- Vyner by Boleslaw Lutosławski
- Born: 1943 Leeds, England, UK
- Died: 20 October 1989 (aged 46) London, England, UK
- Occupation: Arts administrator
- Organization(s): London Sinfonietta Leeds Festival
- Known for: Advocacy of contemporary classical music

= Michael Vyner =

English arts administrator (1943–1989)

Michael Vyner (1943 – 20 October 1989) was an English arts administrator. As music director of the London Sinfonietta (1972–1989) and briefly artistic director of the Leeds Festival (1987–1989), Vyner specialized in contemporary classical music. He died during the AIDS epidemic.

==Life and career==
Michael Vyner was born in Leeds, England, UK on 1943 to parents of Russian-Polish ancestry. He began music instruction early, studying violin from age 5 with Eta Cohen. After attending the local Roundhay High School, Vyner studied law at Leeds University and graduated in 1966.

After an early stint at the music publisher Schott Music, Vyner became the music director of the London Sinfonietta in 1972, a post he would hold until his death. At the Sinfonietta, he continued the ensemble's advocacy of contemporary classical music and commissioned numerous composers, including Witold Lutosławski, who wrote Chain I (1983) for the group. Vyner also "did much to promote [[Henryk Górecki|[Henryk] Górecki]]'s music in the West." In April 1987, he became artistic director of the Leeds Festival until his death.

==Personal life and death==
Vyner was life-long bachelor; his mother described him as having lived for music. During the AIDS epidemic, he died from AIDS-related complications on 20 October 1989 in London, England, UK; an obituary lists cancer as the cause of his death.

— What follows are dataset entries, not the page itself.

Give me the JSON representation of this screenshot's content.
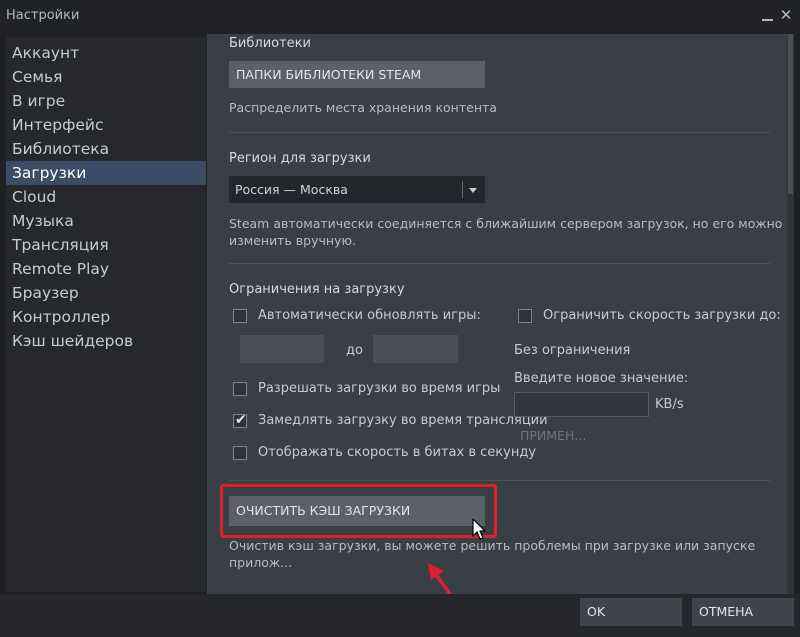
{
  "window": {
    "title": "Настройки"
  },
  "sidebar": {
    "items": [
      {
        "label": "Аккаунт"
      },
      {
        "label": "Семья"
      },
      {
        "label": "В игре"
      },
      {
        "label": "Интерфейс"
      },
      {
        "label": "Библиотека"
      },
      {
        "label": "Загрузки",
        "active": true
      },
      {
        "label": "Cloud"
      },
      {
        "label": "Музыка"
      },
      {
        "label": "Трансляция"
      },
      {
        "label": "Remote Play"
      },
      {
        "label": "Браузер"
      },
      {
        "label": "Контроллер"
      },
      {
        "label": "Кэш шейдеров"
      }
    ]
  },
  "libraries": {
    "heading": "Библиотеки",
    "button": "ПАПКИ БИБЛИОТЕКИ STEAM",
    "description": "Распределить места хранения контента"
  },
  "region": {
    "heading": "Регион для загрузки",
    "selected": "Россия — Москва",
    "description_line1": "Steam автоматически соединяется с ближайшим сервером загрузок, но его можно",
    "description_line2": "изменить вручную."
  },
  "limits": {
    "heading": "Ограничения на загрузку",
    "auto_update": {
      "label": "Автоматически обновлять игры:",
      "checked": false
    },
    "time_separator": "до",
    "allow_while_playing": {
      "label": "Разрешать загрузки во время игры",
      "checked": false
    },
    "throttle_broadcast": {
      "label": "Замедлять загрузку во время трансляции",
      "checked": true
    },
    "show_bits": {
      "label": "Отображать скорость в битах в секунду",
      "checked": false
    },
    "limit_speed": {
      "label": "Ограничить скорость загрузки до:",
      "checked": false
    },
    "no_limit": "Без ограничения",
    "new_value_label": "Введите новое значение:",
    "unit": "KB/s",
    "apply": "ПРИМЕН..."
  },
  "cache": {
    "button": "ОЧИСТИТЬ КЭШ ЗАГРУЗКИ",
    "description": "Очистив кэш загрузки, вы можете решить проблемы при загрузке или запуске прилож..."
  },
  "footer": {
    "ok": "OK",
    "cancel": "ОТМЕНА"
  },
  "colors": {
    "highlight": "#e01f2b",
    "active_item": "#3b4c67"
  }
}
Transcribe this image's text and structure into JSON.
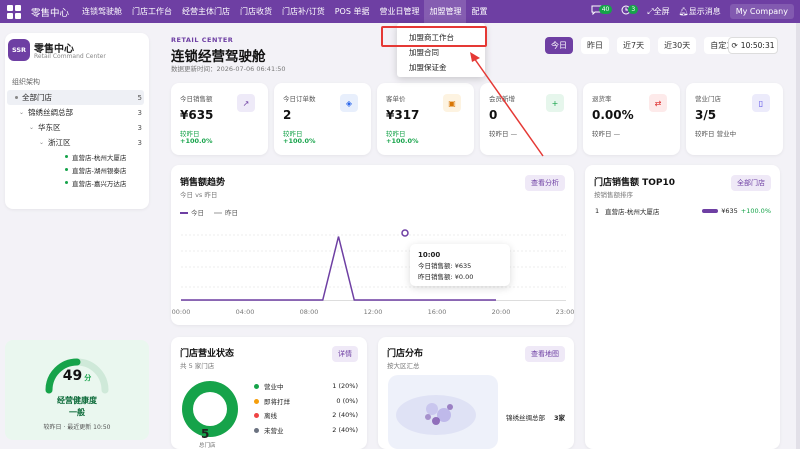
{
  "topbar": {
    "brand": "零售中心",
    "nav": [
      "连锁驾驶舱",
      "门店工作台",
      "经营主体门店",
      "门店收货",
      "门店补/订货",
      "POS 单据",
      "营业日管理",
      "加盟管理",
      "配置"
    ],
    "messages_count": "40",
    "activity_count": "3",
    "fullscreen": "全屏",
    "show_messages": "显示消息",
    "company": "My Company"
  },
  "dropdown": {
    "items": [
      "加盟商工作台",
      "加盟合同",
      "加盟保证金"
    ]
  },
  "sidebar": {
    "logo": "SSR",
    "title": "零售中心",
    "subtitle": "Retail Command Center",
    "section": "组织架构",
    "tree": [
      {
        "label": "全部门店",
        "count": "5"
      },
      {
        "label": "锦绣丝绸总部",
        "count": "3"
      },
      {
        "label": "华东区",
        "count": "3"
      },
      {
        "label": "浙江区",
        "count": "3"
      },
      {
        "label": "直营店-杭州大厦店"
      },
      {
        "label": "直营店-湖州银泰店"
      },
      {
        "label": "直营店-嘉兴万达店"
      }
    ]
  },
  "health": {
    "score": "49",
    "unit": "分",
    "label": "经营健康度",
    "level": "一般",
    "updated": "较昨日 · 最近更新 10:50"
  },
  "header": {
    "kicker": "RETAIL CENTER",
    "title": "连锁经营驾驶舱",
    "updated": "数据更新时间：2026-07-06 06:41:50",
    "periods": [
      "今日",
      "昨日",
      "近7天",
      "近30天",
      "自定义"
    ],
    "time": "10:50:31"
  },
  "kpis": [
    {
      "label": "今日销售额",
      "value": "¥635",
      "sub": "较昨日",
      "rate": "+100.0%",
      "icon": "trend-icon",
      "color": "#6e3fa3",
      "bg": "#eeeaf8"
    },
    {
      "label": "今日订单数",
      "value": "2",
      "sub": "较昨日",
      "rate": "+100.0%",
      "icon": "tag-icon",
      "color": "#2563eb",
      "bg": "#e8effc"
    },
    {
      "label": "客单价",
      "value": "¥317",
      "sub": "较昨日",
      "rate": "+100.0%",
      "icon": "wallet-icon",
      "color": "#d97706",
      "bg": "#fdf3e1"
    },
    {
      "label": "会员新增",
      "value": "0",
      "sub": "较昨日 —",
      "rate": "",
      "icon": "user-add-icon",
      "color": "#16a34a",
      "bg": "#e6f6ec"
    },
    {
      "label": "退货率",
      "value": "0.00%",
      "sub": "较昨日 —",
      "rate": "",
      "icon": "return-icon",
      "color": "#dc2626",
      "bg": "#fdeaea"
    },
    {
      "label": "营业门店",
      "value": "3/5",
      "sub": "较昨日 营业中",
      "rate": "",
      "icon": "phone-icon",
      "color": "#4f46e5",
      "bg": "#ecebfb"
    }
  ],
  "trend": {
    "title": "销售额趋势",
    "subtitle": "今日 vs 昨日",
    "button": "查看分析",
    "legend_today": "今日",
    "legend_yesterday": "昨日",
    "tooltip": {
      "time": "10:00",
      "today": "今日销售额: ¥635",
      "yesterday": "昨日销售额: ¥0.00"
    }
  },
  "chart_data": {
    "type": "line",
    "x": [
      "00:00",
      "04:00",
      "08:00",
      "12:00",
      "16:00",
      "20:00",
      "23:00"
    ],
    "series": [
      {
        "name": "今日",
        "points": [
          [
            0,
            0
          ],
          [
            1,
            0
          ],
          [
            2,
            0
          ],
          [
            3,
            0
          ],
          [
            4,
            0
          ],
          [
            5,
            0
          ],
          [
            6,
            0
          ],
          [
            7,
            0
          ],
          [
            8,
            0
          ],
          [
            9,
            0
          ],
          [
            10,
            635
          ],
          [
            11,
            0
          ],
          [
            12,
            0
          ],
          [
            13,
            0
          ],
          [
            14,
            0
          ],
          [
            15,
            0
          ],
          [
            16,
            0
          ],
          [
            17,
            0
          ],
          [
            18,
            0
          ],
          [
            19,
            0
          ],
          [
            20,
            0
          ]
        ]
      },
      {
        "name": "昨日",
        "points": [
          [
            0,
            0
          ],
          [
            23,
            0
          ]
        ]
      }
    ],
    "ylim": [
      0,
      700
    ]
  },
  "top10": {
    "title": "门店销售额 TOP10",
    "subtitle": "按销售额排序",
    "button": "全部门店",
    "rows": [
      {
        "rank": "1",
        "name": "直营店-杭州大厦店",
        "value": "¥635",
        "rate": "+100.0%"
      }
    ]
  },
  "status": {
    "title": "门店营业状态",
    "subtitle": "共 5 家门店",
    "button": "详情",
    "center_value": "5",
    "center_label": "总门店",
    "rows": [
      {
        "label": "营业中",
        "value": "1 (20%)",
        "color": "#16a34a"
      },
      {
        "label": "即将打烊",
        "value": "0 (0%)",
        "color": "#f59e0b"
      },
      {
        "label": "离线",
        "value": "2 (40%)",
        "color": "#ef4444"
      },
      {
        "label": "未营业",
        "value": "2 (40%)",
        "color": "#6b7280"
      }
    ]
  },
  "distribution": {
    "title": "门店分布",
    "subtitle": "按大区汇总",
    "button": "查看地图",
    "region": "锦绣丝绸总部",
    "region_count": "3家"
  }
}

Vyner's death occasioned a range of musical tributes from some of the major composers of the day, including Hans Werner Henze's nine-part Requiem. Other tributes included "Leaf from 6 Encores for piano by Luciano Berio; Ritual Fragment for chamber ensemble by Harrison Birtwistle; both Litany - In Memory of Michael Vyner and My Way of Life - In Memory of Michael Vyner by Toru Takemitsu; Threnody on a Plainsong for Michael Vyner for chamber ensemble by Peter Maxwell Davies; Good Night, In Memoriam Michael Vyner for chamber ensemble by Henryk Górecki; and Secret Psalm for solo violin by Oliver Knussen.

A London Sinfonietta memorial concert for Vyner took place 6 May 1990 at Covent Garden, featuring Henze's Requiem (selections) and Lutosławski's Chain I, among other works. A number of conductors participated, including David Atherton, Bernard Haitink, Knussen, Lutosławski, Simon Rattle and Esa-Pekka Salonen.

Upon his death, the Michael Vyner Trust was established as a bursary to assist young composers and commission new works; Henze donated a large sum. It was active from 1990 until 2004. Michael Vyner's papers are held by the British Library.